Liberamente tratto da “Ieri” di Agota Kristof

 

regia Claudio Autelli
drammaturgia Raffaele Rezzonico e Claudio Autelli
spazio scenico Maria Paola Di Francesco
con Alice Conti e Francesco Villano
organizzazione Valentina Falorni, Marisa Villa, Camilla Galloni
comunicazione Cristina Pileggi

PRODUZIONE LAB121 e CRT - MILANO

 

Alcuni ricordi sono stampati per sempre nella nostra memoria.

Altri rimangono sepolti per anni in posti impensabili del cervello per poi riaffiorare all'improvviso, per chissà quale associazione, cristallini come non ce ne fossimo mai liberati. Altre volte ancora, invece, rimane soltanto una sensazione, un colore, un gusto o un immagine sgranata.

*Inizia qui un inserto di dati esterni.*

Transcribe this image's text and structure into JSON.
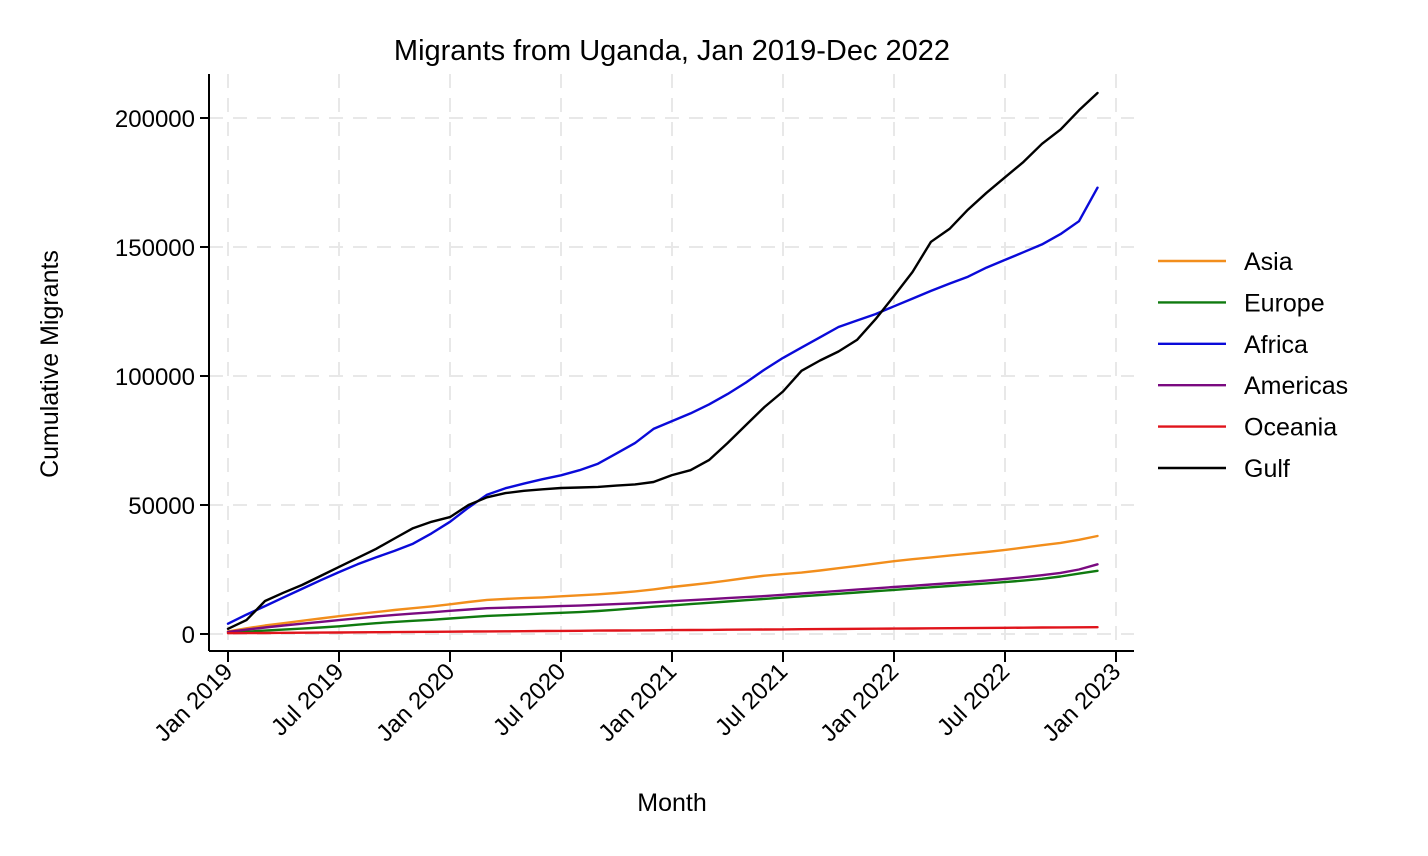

In questi casi la nostra immaginazione comincia a colmare i vuoti della memoria, attraversa la soglia del passato, entra dentro un'immagine del passato, la contempla, la particolareggia, capita che si perda in questo gioco di riviviscenza, o meglio, che si abbandoni a rivivere certi istanti.

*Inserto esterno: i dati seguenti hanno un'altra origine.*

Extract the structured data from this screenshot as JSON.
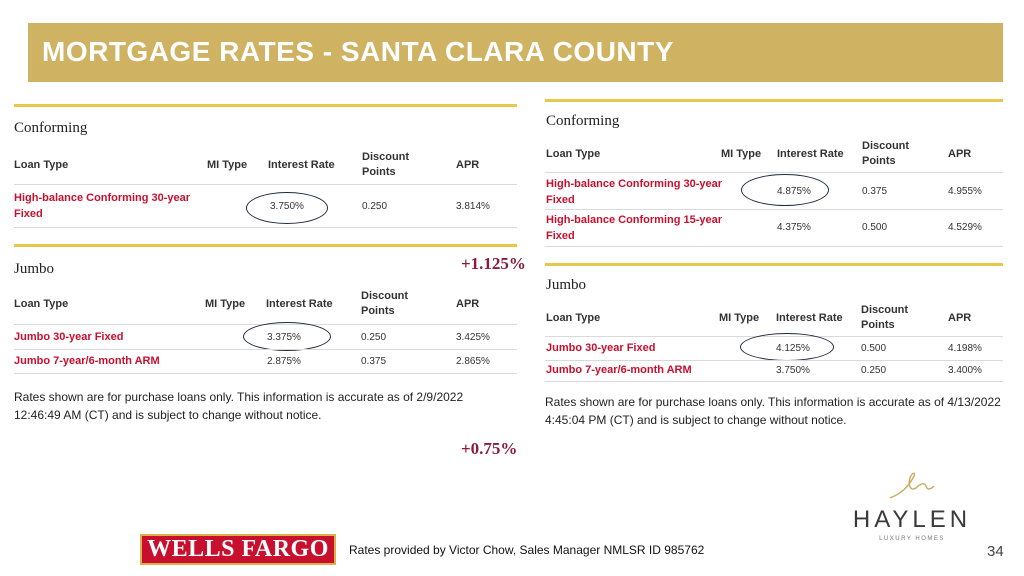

Involontariamente si costruisce un altro tempo, una pausa nel normale fluire dal passato al presente. Come in un autunnale pomeriggio d'infanzia chiusi nel salotto di casa a guardar fuori dalla finestra, impalpabilmente ci si concede una seconda possibilità.

Agota Kristof ha lasciato il suo paese d'origine durante la rivoluzione Ungherese contro il regime sovietico. Fuggita con il marito e la figlia in fasce in Svizzera, ha lavorato per anni in una fabbrica di orologi. Qui ha imparato il francese e cominciato a scrivere i suoi romanzi nella nuova lingua. Ha sempre definito la sua scrittura una menzogna, un tentativo fallito di scrivere la propria storia, troppo insopportabile da raccontare.

La storia di Sandor è il suo ultimo romanzo.

Il lavoro de “L'insonne” si sofferma su la figura di un uomo bloccata su un confine. Sospeso tra passato e presente, Sandor cerca di definire la propria realtà. Ne indaga i piccoli rituali quotidiani, i gesti che ritornano, i ricordi di persone incontrate.

Cerca negli angoli della stanza della propria memoria la chiave d'accesso per la porta di un futuro che non riesce a immaginare. Mentre quello che lo minaccia è un tempo presente in terra straniera, un posto simile a un deserto da attraversare, nel quale il pensiero fisso è la domanda se sia giusto andare avanti o fermarsi, e tornare indietro.